Gregorio Fernández réalisa une longue série de Christs couchés, notamment ceux de San Pablo, Santa Catalina et Santa Ana à Valladolid, ceux des couvents de l'Incarnation, San Felipe Neri et San Plácido à Madrid, ceux du couvent des Clarisses de Monforte de Lemos (Lugo) et Medina de Pomar (Burgos), ainsi que celui de la cathédrale de Ségovie.

Technique et Expressionnisme

Le pathos excessif de la sculpture baroque espagnole représentait une rupture radicale avec le classicisme réaliste. Pour accentuer le drame, on utilisait la polychromie, des clairs-obscurs violents et toutes sortes d'accessoires (yeux en verre, fragments de verre représentant les larmes, cheveux naturels...).

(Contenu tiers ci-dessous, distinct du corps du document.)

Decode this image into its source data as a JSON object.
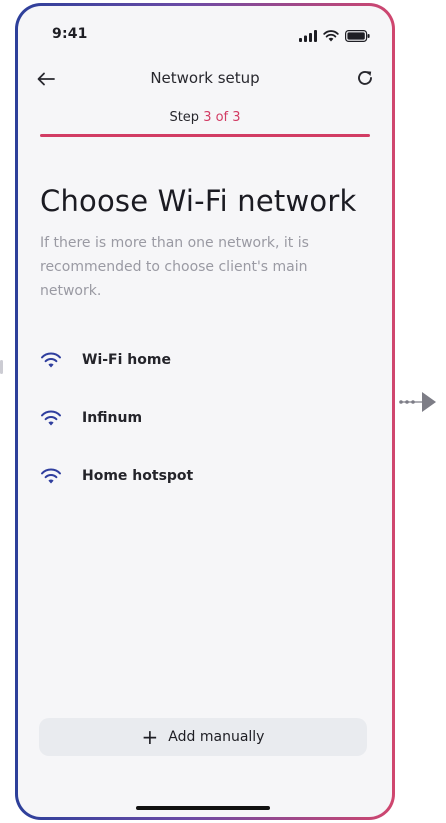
{
  "status_bar": {
    "time": "9:41",
    "icons": [
      "cellular-signal-icon",
      "wifi-status-icon",
      "battery-icon"
    ]
  },
  "header": {
    "back_icon": "arrow-left-icon",
    "title": "Network setup",
    "refresh_icon": "refresh-icon"
  },
  "step": {
    "prefix": "Step",
    "current": "3 of 3",
    "progress_fraction": 1
  },
  "main": {
    "heading": "Choose Wi-Fi network",
    "description": "If there is more than one network, it is recommended to choose client's main network."
  },
  "networks": [
    {
      "name": "Wi-Fi home",
      "icon": "wifi-icon"
    },
    {
      "name": "Infinum",
      "icon": "wifi-icon"
    },
    {
      "name": "Home hotspot",
      "icon": "wifi-icon"
    }
  ],
  "add_manually": {
    "icon": "plus-icon",
    "label": "Add manually"
  },
  "colors": {
    "accent": "#d23c64",
    "wifi_icon": "#2f3e9e",
    "frame_gradient": [
      "#2c3f9a",
      "#6b4ba6",
      "#d0466e"
    ],
    "screen_bg": "#f6f6f8",
    "button_bg": "#e9ebef"
  }
}
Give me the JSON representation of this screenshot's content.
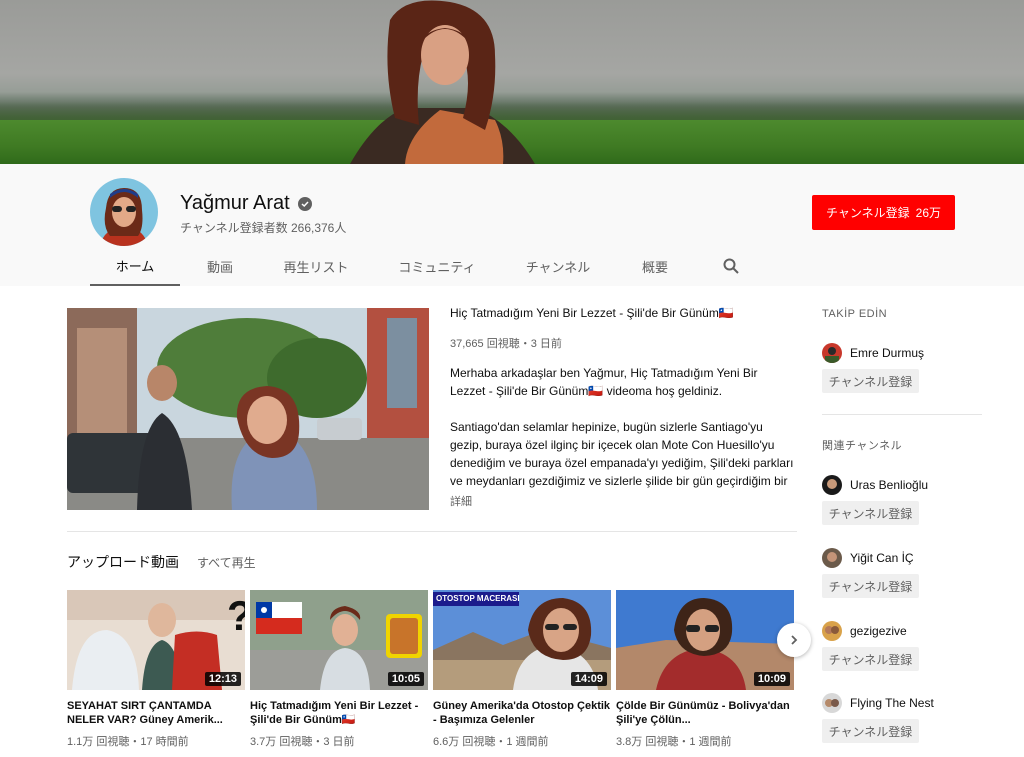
{
  "channel": {
    "name": "Yağmur Arat",
    "subscribers_text": "チャンネル登録者数 266,376人",
    "subscribe_label": "チャンネル登録",
    "subscribe_count": "26万"
  },
  "tabs": [
    {
      "label": "ホーム",
      "active": true
    },
    {
      "label": "動画"
    },
    {
      "label": "再生リスト"
    },
    {
      "label": "コミュニティ"
    },
    {
      "label": "チャンネル"
    },
    {
      "label": "概要"
    }
  ],
  "featured": {
    "title": "Hiç Tatmadığım Yeni Bir Lezzet - Şili'de Bir Günüm🇨🇱",
    "meta": "37,665 回視聴・3 日前",
    "desc_1": "Merhaba arkadaşlar ben Yağmur, Hiç Tatmadığım Yeni Bir Lezzet - Şili'de Bir Günüm🇨🇱   videoma hoş geldiniz.",
    "desc_2": "Santiago'dan selamlar hepinize, bugün sizlerle Santiago'yu gezip, buraya özel ilginç bir içecek olan Mote Con Huesillo'yu denediğim ve buraya özel empanada'yı yediğim, Şili'deki parkları ve meydanları gezdiğimiz ve sizlerle şilide bir gün geçirdiğim bir",
    "more": "詳細"
  },
  "uploads": {
    "title": "アップロード動画",
    "play_all": "すべて再生",
    "videos": [
      {
        "title": "SEYAHAT SIRT ÇANTAMDA NELER VAR? Güney Amerik...",
        "duration": "12:13",
        "meta": "1.1万 回視聴・17 時間前"
      },
      {
        "title": "Hiç Tatmadığım Yeni Bir Lezzet - Şili'de Bir Günüm🇨🇱",
        "duration": "10:05",
        "meta": "3.7万 回視聴・3 日前"
      },
      {
        "title": "Güney Amerika'da Otostop Çektik - Başımıza Gelenler",
        "duration": "14:09",
        "meta": "6.6万 回視聴・1 週間前",
        "thumb_text": "OTOSTOP MACERASI"
      },
      {
        "title": "Çölde Bir Günümüz - Bolivya'dan Şili'ye Çölün...",
        "duration": "10:09",
        "meta": "3.8万 回視聴・1 週間前"
      }
    ]
  },
  "sidebar": {
    "follow_title": "TAKİP EDİN",
    "featured_channel": {
      "name": "Emre Durmuş",
      "button": "チャンネル登録"
    },
    "related_title": "関連チャンネル",
    "related": [
      {
        "name": "Uras Benlioğlu",
        "button": "チャンネル登録"
      },
      {
        "name": "Yiğit Can İÇ",
        "button": "チャンネル登録"
      },
      {
        "name": "gezigezive",
        "button": "チャンネル登録"
      },
      {
        "name": "Flying The Nest",
        "button": "チャンネル登録"
      }
    ]
  },
  "colors": {
    "accent": "#ff0000",
    "muted": "#606060"
  }
}
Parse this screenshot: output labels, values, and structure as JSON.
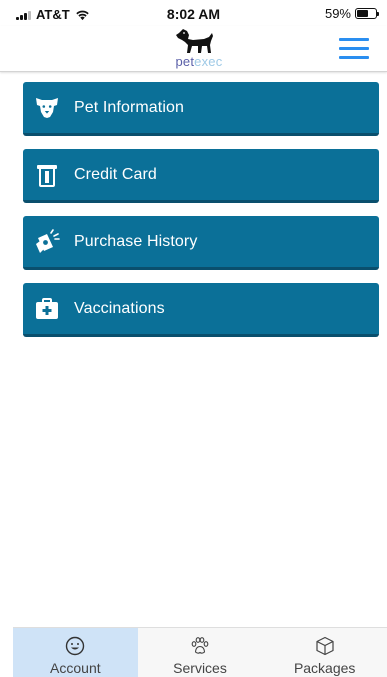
{
  "status_bar": {
    "carrier": "AT&T",
    "time": "8:02 AM",
    "battery": "59%",
    "battery_level": 0.59
  },
  "header": {
    "logo_text_pet": "pet",
    "logo_text_exec": "exec",
    "menu_icon": "hamburger-icon",
    "accent_color": "#2a8ef0"
  },
  "menu": {
    "tile_color": "#0b7098",
    "items": [
      {
        "label": "Pet Information",
        "icon": "dog-face-icon"
      },
      {
        "label": "Credit Card",
        "icon": "credit-card-icon"
      },
      {
        "label": "Purchase History",
        "icon": "money-hand-icon"
      },
      {
        "label": "Vaccinations",
        "icon": "first-aid-kit-icon"
      }
    ]
  },
  "tab_bar": {
    "active_color": "#cfe3f7",
    "tabs": [
      {
        "label": "Account",
        "icon": "smiley-icon",
        "active": true
      },
      {
        "label": "Services",
        "icon": "paw-icon",
        "active": false
      },
      {
        "label": "Packages",
        "icon": "box-icon",
        "active": false
      }
    ]
  }
}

L'objectif était de promouvoir la ferveur religieuse des fidèles en leur montrant des images proches d'eux.

Contrairement aux sculpteurs italiens et français, qui utilisaient préférentiellement le marbre et le bronze, les Espagnols ont choisi le bois. La technique de sculpture sur bois était laborieuse : après la taille, la sculpture était recouverte d'une couche de plâtre et souvent d'un tissu mince collé directement sur le bois, puis les couleurs étaient appliquées à la détrempe. Traditionnellement, on travaillait à partir d'un seul tronc, mais parfois les parties les plus saillantes étaient assemblées.

L'École Andalouse: Juan Martínez Montañés

Après la découverte de l'Amérique, Séville acquit une grande importance économique, ce qui entraîna la présence de nombreux sculpteurs.

Juan Martínez Montañés (Alcalá la Real, 1568 - Séville, 1649) consolida et diffusa l'école de Séville. Alonso Cano, bien qu'appartenant à l'école de Grenade, joua également un rôle dans la sculpture sévillane du deuxième tiers du siècle.

Montañés fut formé à Grenade et termina ses études dans les cercles maniéristes de Séville. Il collabora avec Francisco Pacheco pour la polychromie de ses sculptures.

Son travail s'éloigne du drame de Valladolid : les attitudes sont douces, mais d'une grande intériorité. On souligne notamment L'Immaculée (1629), en bois polychrome, communément appelée La Cieguecita (La petite aveugle).

Parmi les nombreux Christs crucifiés qu'il réalisa, le célèbre Christ de la Clémence (1603-1604) est éminent. Ses yeux sont tournés vers les fidèles, et ses traits, parfaitement réalistes, ont fait croire à certains qu'ils voyaient la clémence du crucifié envers les pécheurs. La polychromie est due à Francisco Pacheco, maître et beau-père de Diego Velázquez.